Le débat confisqué, de Christian Flavigny – Note critique de lecture

Le débat confisqué

Christian Flavigny défend dans ce livre la filiation comme reposant sur la complémentarité des sexes, et, face à la procréation médicalement assistée sans père, affirme la nécessité du père. Pourtant, pour Christian Flavigny, suivant la théorie psychanalytique sur laquelle il base sa pensée, le père est essentiellement un rôle. Il semble difficile dans un même mouvement de défendre la paternité tout en reléguant le père à n’être qu’un rôle ; car qui dit rôle dit acteur, figurant plus ou moins substituable, plus ou moins fragile par essence. C’est pourtant ce que Christian Flavigny tente de faire.

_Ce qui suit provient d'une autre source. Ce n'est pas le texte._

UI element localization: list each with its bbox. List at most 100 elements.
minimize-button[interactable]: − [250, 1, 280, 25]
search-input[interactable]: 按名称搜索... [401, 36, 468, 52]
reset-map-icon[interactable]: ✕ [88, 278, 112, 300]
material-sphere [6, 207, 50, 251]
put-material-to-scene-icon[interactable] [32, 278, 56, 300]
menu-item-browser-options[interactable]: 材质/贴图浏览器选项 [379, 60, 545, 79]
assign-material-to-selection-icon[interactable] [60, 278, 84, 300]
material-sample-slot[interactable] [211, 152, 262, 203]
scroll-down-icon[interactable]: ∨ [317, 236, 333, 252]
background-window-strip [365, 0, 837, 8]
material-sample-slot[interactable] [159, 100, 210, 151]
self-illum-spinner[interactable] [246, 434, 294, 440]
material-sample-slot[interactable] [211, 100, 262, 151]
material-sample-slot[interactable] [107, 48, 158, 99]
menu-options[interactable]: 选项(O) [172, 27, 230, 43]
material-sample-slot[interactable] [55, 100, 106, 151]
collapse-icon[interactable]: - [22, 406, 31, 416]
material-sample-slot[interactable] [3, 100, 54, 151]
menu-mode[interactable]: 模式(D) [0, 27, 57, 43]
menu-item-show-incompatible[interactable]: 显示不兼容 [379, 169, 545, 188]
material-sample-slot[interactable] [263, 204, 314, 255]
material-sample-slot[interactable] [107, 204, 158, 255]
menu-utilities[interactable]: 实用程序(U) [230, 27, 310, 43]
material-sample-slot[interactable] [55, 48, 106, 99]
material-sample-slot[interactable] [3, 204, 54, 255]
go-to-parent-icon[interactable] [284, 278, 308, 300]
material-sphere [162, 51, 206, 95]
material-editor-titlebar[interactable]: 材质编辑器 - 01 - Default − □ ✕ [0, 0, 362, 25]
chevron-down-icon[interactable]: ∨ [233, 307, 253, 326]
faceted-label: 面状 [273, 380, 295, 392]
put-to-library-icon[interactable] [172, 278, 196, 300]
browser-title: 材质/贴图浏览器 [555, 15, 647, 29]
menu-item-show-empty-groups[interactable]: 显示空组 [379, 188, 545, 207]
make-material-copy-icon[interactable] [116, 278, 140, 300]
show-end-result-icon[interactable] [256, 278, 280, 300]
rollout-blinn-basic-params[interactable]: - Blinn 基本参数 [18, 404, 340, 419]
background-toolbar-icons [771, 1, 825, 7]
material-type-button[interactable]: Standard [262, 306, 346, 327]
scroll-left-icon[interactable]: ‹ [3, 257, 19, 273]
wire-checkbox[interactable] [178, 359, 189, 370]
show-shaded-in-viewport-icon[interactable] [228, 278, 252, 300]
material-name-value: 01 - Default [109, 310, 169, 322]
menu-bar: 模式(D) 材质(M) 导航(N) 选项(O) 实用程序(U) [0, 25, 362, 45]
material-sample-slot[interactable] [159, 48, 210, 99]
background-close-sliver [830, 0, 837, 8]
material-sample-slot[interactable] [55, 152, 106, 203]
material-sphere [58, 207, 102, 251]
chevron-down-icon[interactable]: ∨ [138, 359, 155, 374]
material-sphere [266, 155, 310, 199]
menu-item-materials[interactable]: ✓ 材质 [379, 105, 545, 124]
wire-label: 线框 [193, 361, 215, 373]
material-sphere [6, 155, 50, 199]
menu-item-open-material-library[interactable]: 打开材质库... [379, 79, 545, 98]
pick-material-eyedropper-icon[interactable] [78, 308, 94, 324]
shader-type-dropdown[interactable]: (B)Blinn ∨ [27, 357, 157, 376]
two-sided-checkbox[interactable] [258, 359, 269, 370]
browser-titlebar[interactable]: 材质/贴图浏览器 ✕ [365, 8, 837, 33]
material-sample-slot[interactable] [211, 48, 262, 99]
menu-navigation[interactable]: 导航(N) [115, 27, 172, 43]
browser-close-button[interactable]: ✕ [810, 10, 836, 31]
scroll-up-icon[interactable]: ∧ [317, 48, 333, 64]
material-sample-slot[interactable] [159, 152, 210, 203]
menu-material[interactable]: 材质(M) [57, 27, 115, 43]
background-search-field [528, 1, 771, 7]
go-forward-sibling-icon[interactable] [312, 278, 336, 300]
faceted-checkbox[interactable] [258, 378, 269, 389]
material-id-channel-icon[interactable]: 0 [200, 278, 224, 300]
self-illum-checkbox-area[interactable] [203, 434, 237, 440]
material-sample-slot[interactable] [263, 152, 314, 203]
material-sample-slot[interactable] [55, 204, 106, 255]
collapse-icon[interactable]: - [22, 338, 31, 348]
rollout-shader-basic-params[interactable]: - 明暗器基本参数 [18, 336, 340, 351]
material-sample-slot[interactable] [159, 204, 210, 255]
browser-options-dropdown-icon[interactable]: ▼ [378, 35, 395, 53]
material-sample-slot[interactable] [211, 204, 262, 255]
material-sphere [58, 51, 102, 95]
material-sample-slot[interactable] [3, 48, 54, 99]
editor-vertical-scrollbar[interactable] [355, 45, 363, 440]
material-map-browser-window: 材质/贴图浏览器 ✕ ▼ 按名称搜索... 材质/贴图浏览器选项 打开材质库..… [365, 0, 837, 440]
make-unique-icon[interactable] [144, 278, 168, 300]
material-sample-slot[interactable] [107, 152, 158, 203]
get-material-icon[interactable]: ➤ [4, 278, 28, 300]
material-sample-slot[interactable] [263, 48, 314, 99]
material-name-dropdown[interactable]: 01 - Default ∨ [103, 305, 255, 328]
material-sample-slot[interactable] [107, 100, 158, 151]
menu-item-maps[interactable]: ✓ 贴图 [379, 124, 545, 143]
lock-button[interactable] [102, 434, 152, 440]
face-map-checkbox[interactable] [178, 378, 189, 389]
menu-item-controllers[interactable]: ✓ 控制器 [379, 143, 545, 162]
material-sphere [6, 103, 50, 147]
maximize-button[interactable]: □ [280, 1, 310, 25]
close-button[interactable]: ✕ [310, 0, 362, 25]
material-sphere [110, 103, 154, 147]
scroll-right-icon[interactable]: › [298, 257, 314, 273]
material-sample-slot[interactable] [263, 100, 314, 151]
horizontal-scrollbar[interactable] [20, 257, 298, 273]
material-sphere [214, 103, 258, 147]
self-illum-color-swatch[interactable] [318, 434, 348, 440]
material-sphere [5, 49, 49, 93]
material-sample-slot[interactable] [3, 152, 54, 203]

Sur ces bases, contre lesquelles pour ma part je m’inscris en faux, tout l’enjeu est alors dans le plus ou le moins de substituabilité, d’interchangeabilité, dans l’incarnation de ce rôle du père.

Pour la procréation médicalement assistée sans père, il suffit qu’une sorte de rôle du père soit assuré quelque part autour de l’enfant. Et dès lors, ne s’agissant que d’un rôle, sur le contenu et l’importance duquel d’ailleurs les avis divergent, pourquoi une femme, actrice auprès de l’enfant, ne pourrait-elle pas le jouer ? Une interchangeabilité totale, ou quasi-totale : n’importe qui peut remplacer le père, quasiment n’importe quand, sans véritable enjeu de durée, de stabilité ou de cohérence.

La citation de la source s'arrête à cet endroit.